Le enammine (o ammine α,β-insature) sono composti chimici che derivano più comunemente dalla condensazione di un'aldeide o di un chetone con un'ammina secondaria seguita dalla perdita di acqua, avente formula di struttura R2C=CR-NR2. Le enammine possono essere considerate come omologhi azotati degli enoli. Il carbonio beta di un'enammina è più basico rispetto al carbonio beta dell'enolo, questo perché l'azoto è meno elettronegativo rispetto all'ossigeno e dunque sopporta meglio una carica positiva derivante dalla delocalizzazione. Sempre per questo motivo reagiscono con elettrofili energici (ad esempio RCOCl, MeI), senza passare per l'enolato. Questa è una proprietà molto importante in sintesi organica, infatti si evitano i problemi generati dagli anioni enolati. Permettono anche l'alchilazione di chetoni in condizioni non basiche.
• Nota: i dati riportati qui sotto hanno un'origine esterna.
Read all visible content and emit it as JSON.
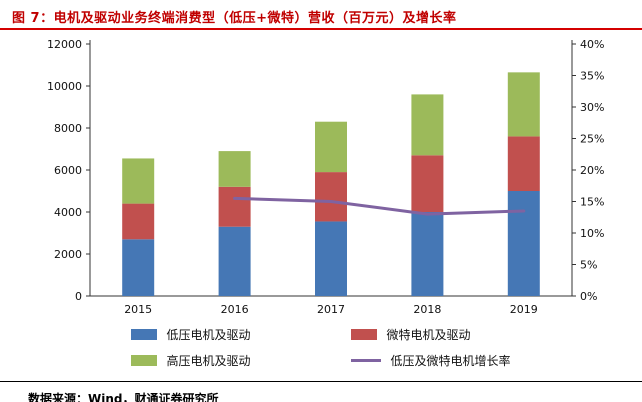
{
  "header": {
    "title": "图 7：电机及驱动业务终端消费型（低压+微特）营收（百万元）及增长率"
  },
  "footer": {
    "source": "数据来源：Wind，财通证券研究所"
  },
  "colors": {
    "title_red": "#c00000",
    "rule_red": "#d40000",
    "footer_rule": "#000000",
    "axis": "#333333"
  },
  "chart_data": {
    "type": "bar",
    "stacked": true,
    "title": "电机及驱动业务终端消费型（低压+微特）营收（百万元）及增长率",
    "categories": [
      "2015",
      "2016",
      "2017",
      "2018",
      "2019"
    ],
    "series": [
      {
        "name": "低压电机及驱动",
        "type": "bar",
        "axis": "left",
        "color": "#4577b5",
        "values": [
          2700,
          3300,
          3550,
          4000,
          5000
        ]
      },
      {
        "name": "微特电机及驱动",
        "type": "bar",
        "axis": "left",
        "color": "#c1504e",
        "values": [
          1700,
          1900,
          2350,
          2700,
          2600
        ]
      },
      {
        "name": "高压电机及驱动",
        "type": "bar",
        "axis": "left",
        "color": "#9cba5a",
        "values": [
          2150,
          1700,
          2400,
          2900,
          3050
        ]
      },
      {
        "name": "低压及微特电机增长率",
        "type": "line",
        "axis": "right",
        "color": "#7f63a1",
        "values": [
          null,
          15.5,
          15,
          13,
          13.5
        ]
      }
    ],
    "left_axis": {
      "min": 0,
      "max": 12000,
      "step": 2000,
      "suffix": ""
    },
    "right_axis": {
      "min": 0,
      "max": 40,
      "step": 5,
      "suffix": "%"
    },
    "legend_position": "bottom",
    "grid": false
  }
}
Sintesi[modifica | modifica wikitesto]

La versatilità del gruppo funzionale ha fatto sì che nel corso del XX sec. si ricercassero sempre nuovi metodi di sintesi organica del gruppo enamminico. Tra i più e meno noti si annovera nell'ordine:

  • Condensazione di aldeidi e chetoni con ammine secondarie (reazione di Mannich Davidsen); rappresenta la prima sintesi documentata dettagliatamente delle enammine e quella su cui si sono aperti tutti gli studi successivi;
  • Ossidazione con acetato di mercurio di ammine terziarie;
  • N-alchilazione di immine;
  • Addizione di ammine ad alchini o ad alleni;
  • Condensazione di composti amminometilfosfonati con aldeidi (reazione di Horner Wittig);
  • Alchilazione di α-cianoammine ed eliminazione di HCN;
  • da lattami o reagenti organometallici;
  • da altri processi di ossidazione;
  • da altri processi di riduzione.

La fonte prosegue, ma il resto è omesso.